This week’s BEACON Researchers at Work blog post is by MSU postdoc Gaurav Moghe.
Almost two and half years ago, when I was a graduate student, I wrote a blog post in this very series titled “Omics beyond model organisms”, wherein I attempted to make a case that developments in omics technologies offer a fantastic opportunity to explore biology in non-m
odel organisms, of which a vast majority are still largely unstudied. Almost 2.5 years later, I find myself as a postdoc in the thick of this very exact research, working on understanding how the massive diversity in specialized metabolism (or secondary metabolism as is popularly known) arises in the plant world.
How did I end up doing this research? While I was working towards my PhD, I also created a wiki website called Biodiversity of India on the side, which documents various aspects of Indian biodiversity. I’m originally from India, where I was brought up with various Hindu religious customs, traditions and folk medicines that had significant associations with the local flora and fauna. I was interested in documenting such cultural associations of biodiversity, in hopes of not only aiding biodiversity conservation efforts but also organizing the information to make it more accessible for research. While working on this site, I became interested in plant specialized metabolism, which constitutes the basis for several of our spices, folk medicines, perfumes, cosmetics and pest control agents.
There are >200,000 specialized metabolites known in the plant world, and they come in various different shapes and forms. These compounds are produced by plants for interacting with the living world around them – their pollinators, microbial communities, herbivores and other plants around them. Thus, specialized metabolites constitute a highly diverse “language of the plant world”. However, the various evolutionary mechanisms that generate the observed natural variation in this language are not well-documented. Imagine a world where we KNOW the language of plants! Not only will that give us a profound appreciation of the innovations in the living world, it will also provide us an opportunity to harness those innovations for societal uses such as in agriculture or medicine.
I joined Rob Last’s lab here at MSU to work on the evolution of specialized metabolic pathways in the plant world, specifically on a class of compounds called acylsugars, in tomato and related species in the nightshade (Solanaceae) family. These sticky compounds are produced by hairy tissues called trichomes on the surface of leaves and stems, and they are important for insect defense. Acylsugars were known to be present only in some Solanaceae species, but no one had yet conducted a broad analysis of acylsugar phenotypic variation in Solanaceae. In addition, I was interested in understanding how the biosynthetic pathway was put together – did it exist when the family arose? When did the enzymes arise? What did they emerge from? How have the enzymes evolved since their emergence? The process of addressing these questions would also unravel diverse biosynthetic enzymes that may be used in a “toolkit” for acylsugar production in cultivated tomato, thus boosting its natural defense against pests.
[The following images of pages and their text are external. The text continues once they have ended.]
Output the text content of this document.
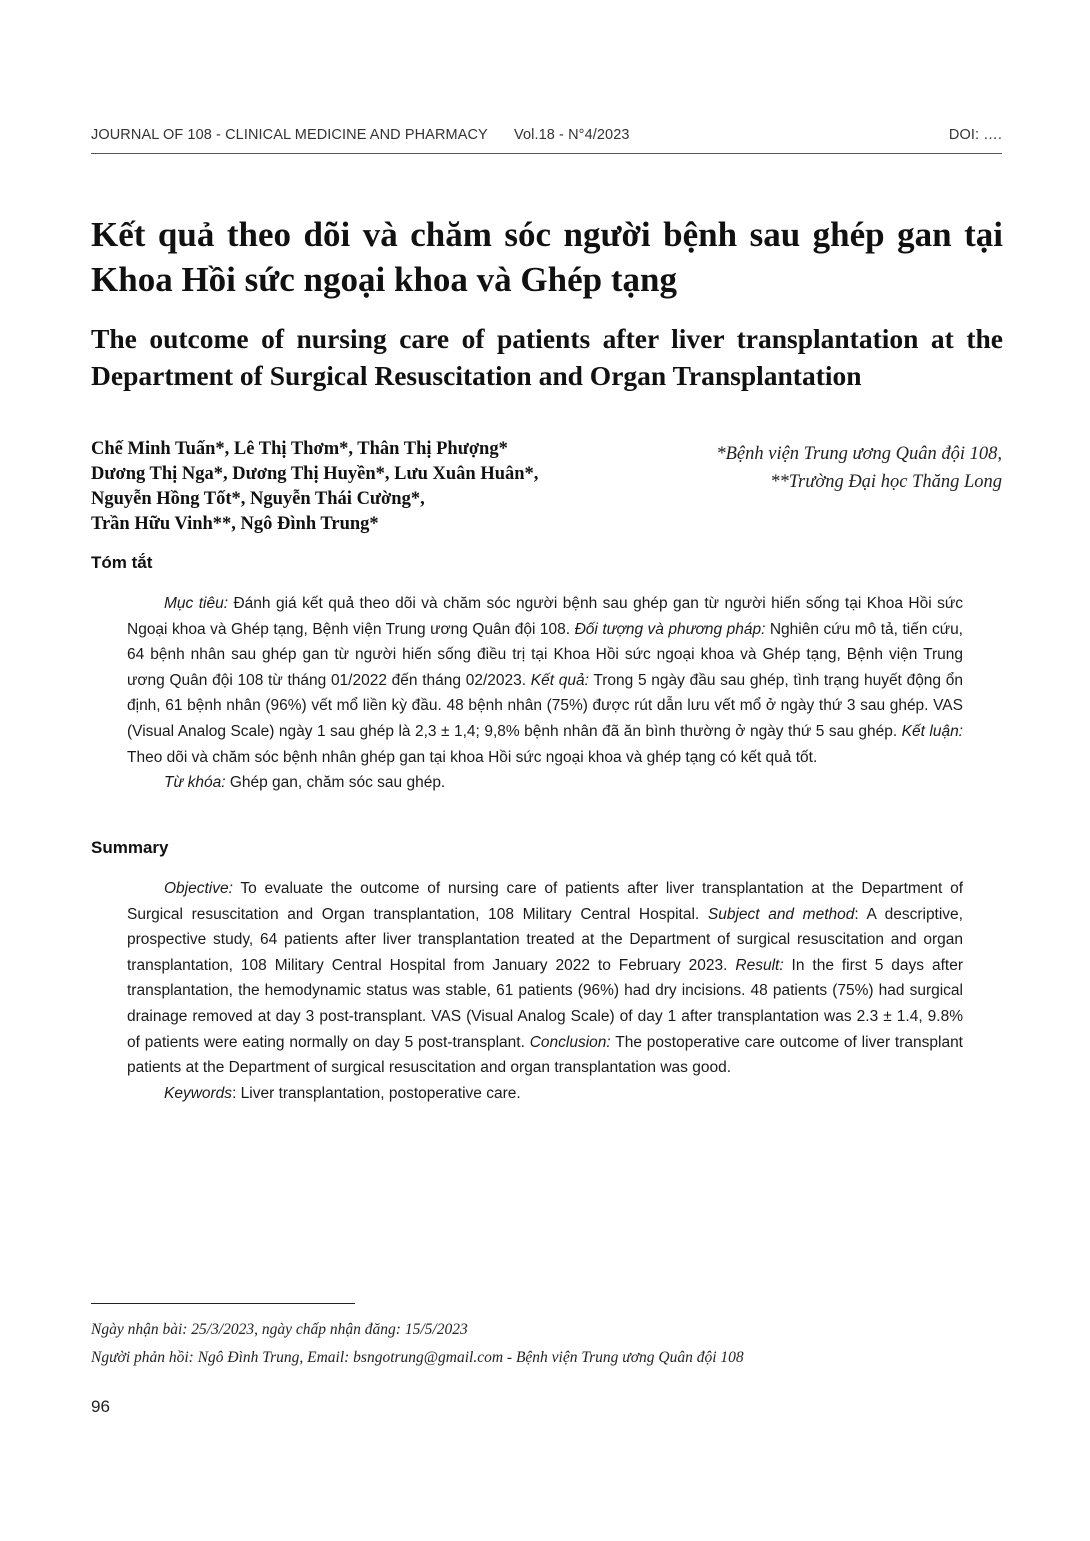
JOURNAL OF 108 - CLINICAL MEDICINE AND PHARMACY Vol.18 - N°4/2023	DOI: ….
Kết quả theo dõi và chăm sóc người bệnh sau ghép gan tại Khoa Hồi sức ngoại khoa và Ghép tạng
The outcome of nursing care of patients after liver transplantation at the Department of Surgical Resuscitation and Organ Transplantation
Chế Minh Tuấn*, Lê Thị Thơm*, Thân Thị Phượng*
Dương Thị Nga*, Dương Thị Huyền*, Lưu Xuân Huân*,
Nguyễn Hồng Tốt*, Nguyễn Thái Cường*,
Trần Hữu Vinh**, Ngô Đình Trung*
*Bệnh viện Trung ương Quân đội 108,
**Trường Đại học Thăng Long
Tóm tắt

Mục tiêu: Đánh giá kết quả theo dõi và chăm sóc người bệnh sau ghép gan từ người hiến sống tại Khoa Hồi sức Ngoại khoa và Ghép tạng, Bệnh viện Trung ương Quân đội 108. Đối tượng và phương pháp: Nghiên cứu mô tả, tiến cứu, 64 bệnh nhân sau ghép gan từ người hiến sống điều trị tại Khoa Hồi sức ngoại khoa và Ghép tạng, Bệnh viện Trung ương Quân đội 108 từ tháng 01/2022 đến tháng 02/2023. Kết quả: Trong 5 ngày đầu sau ghép, tình trạng huyết động ổn định, 61 bệnh nhân (96%) vết mổ liền kỳ đầu. 48 bệnh nhân (75%) được rút dẫn lưu vết mổ ở ngày thứ 3 sau ghép. VAS (Visual Analog Scale) ngày 1 sau ghép là 2,3 ± 1,4; 9,8% bệnh nhân đã ăn bình thường ở ngày thứ 5 sau ghép. Kết luận: Theo dõi và chăm sóc bệnh nhân ghép gan tại khoa Hồi sức ngoại khoa và ghép tạng có kết quả tốt.

Từ khóa: Ghép gan, chăm sóc sau ghép.

Summary

Objective: To evaluate the outcome of nursing care of patients after liver transplantation at the Department of Surgical resuscitation and Organ transplantation, 108 Military Central Hospital. Subject and method: A descriptive, prospective study, 64 patients after liver transplantation treated at the Department of surgical resuscitation and organ transplantation, 108 Military Central Hospital from January 2022 to February 2023. Result: In the first 5 days after transplantation, the hemodynamic status was stable, 61 patients (96%) had dry incisions. 48 patients (75%) had surgical drainage removed at day 3 post-transplant. VAS (Visual Analog Scale) of day 1 after transplantation was 2.3 ± 1.4, 9.8% of patients were eating normally on day 5 post-transplant. Conclusion: The postoperative care outcome of liver transplant patients at the Department of surgical resuscitation and organ transplantation was good.

Keywords: Liver transplantation, postoperative care.

Ngày nhận bài: 25/3/2023, ngày chấp nhận đăng: 15/5/2023
Người phản hồi: Ngô Đình Trung, Email: bsngotrung@gmail.com - Bệnh viện Trung ương Quân đội 108
96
To address these questions, I performed high-throughput mass spectrometric analysis of over 40 Solanaceae species, catalogued the extensive acylsugar phenotypic variation (>200 different acylsugars documented) and selected four species with very interesting phenotypes. Then, I performed RNA-seq from the trichome and non-trichome tissues of these non-model species and identified candidate genes using differential expression and orthology. Finally, using a combination of in vitro enzyme assays and in vivo gene knockdown strategies, I was able to confirm some of the enzymatic activities that produce the observed phenotypes in different Solanaceous species.
My results indicate that the acylsugar biosynthetic enzymes – that belong to an enzyme family known as the BAHD family – may have emerged from alkaloid biosynthetic members of the same family, and the activities may have existed close to the emergence of the Solanaceae. My findings also suggest that these enzymes are highly evolvable and rapidly change their substrate and donor specificities, and that frequent duplications and subsequent functional divergence may have led to the observed diversity of acylsugars we see in the Solanaceae family today.
Several questions still remain unanswered. For instance, what causes the rapid divergence of activities? Are the diverse acylsugar phenotypes functionally important, or is a higher order trait such as “stickiness” more important? Are the enzyme activities evolving via drift, or are certain lineages under selection? Are the BAHD enzymes under selection to be more evolvable? The original question – what did these enzymes evolve from? – also remains unanswered. My future research is aimed at addressing some of these questions.
Overall, I feel that my PhD and postdoctoral research have given me a strong foothold in using biodiversity-driven, experimental as well as computational approaches to understand plant physiology. This strategy is enabled by the rapid development in omics and phenotyping technologies. In the future, I hope to create platforms where we can conduct such research in non-model plants and enable rapid discovery of evolutionary processes in the plant world.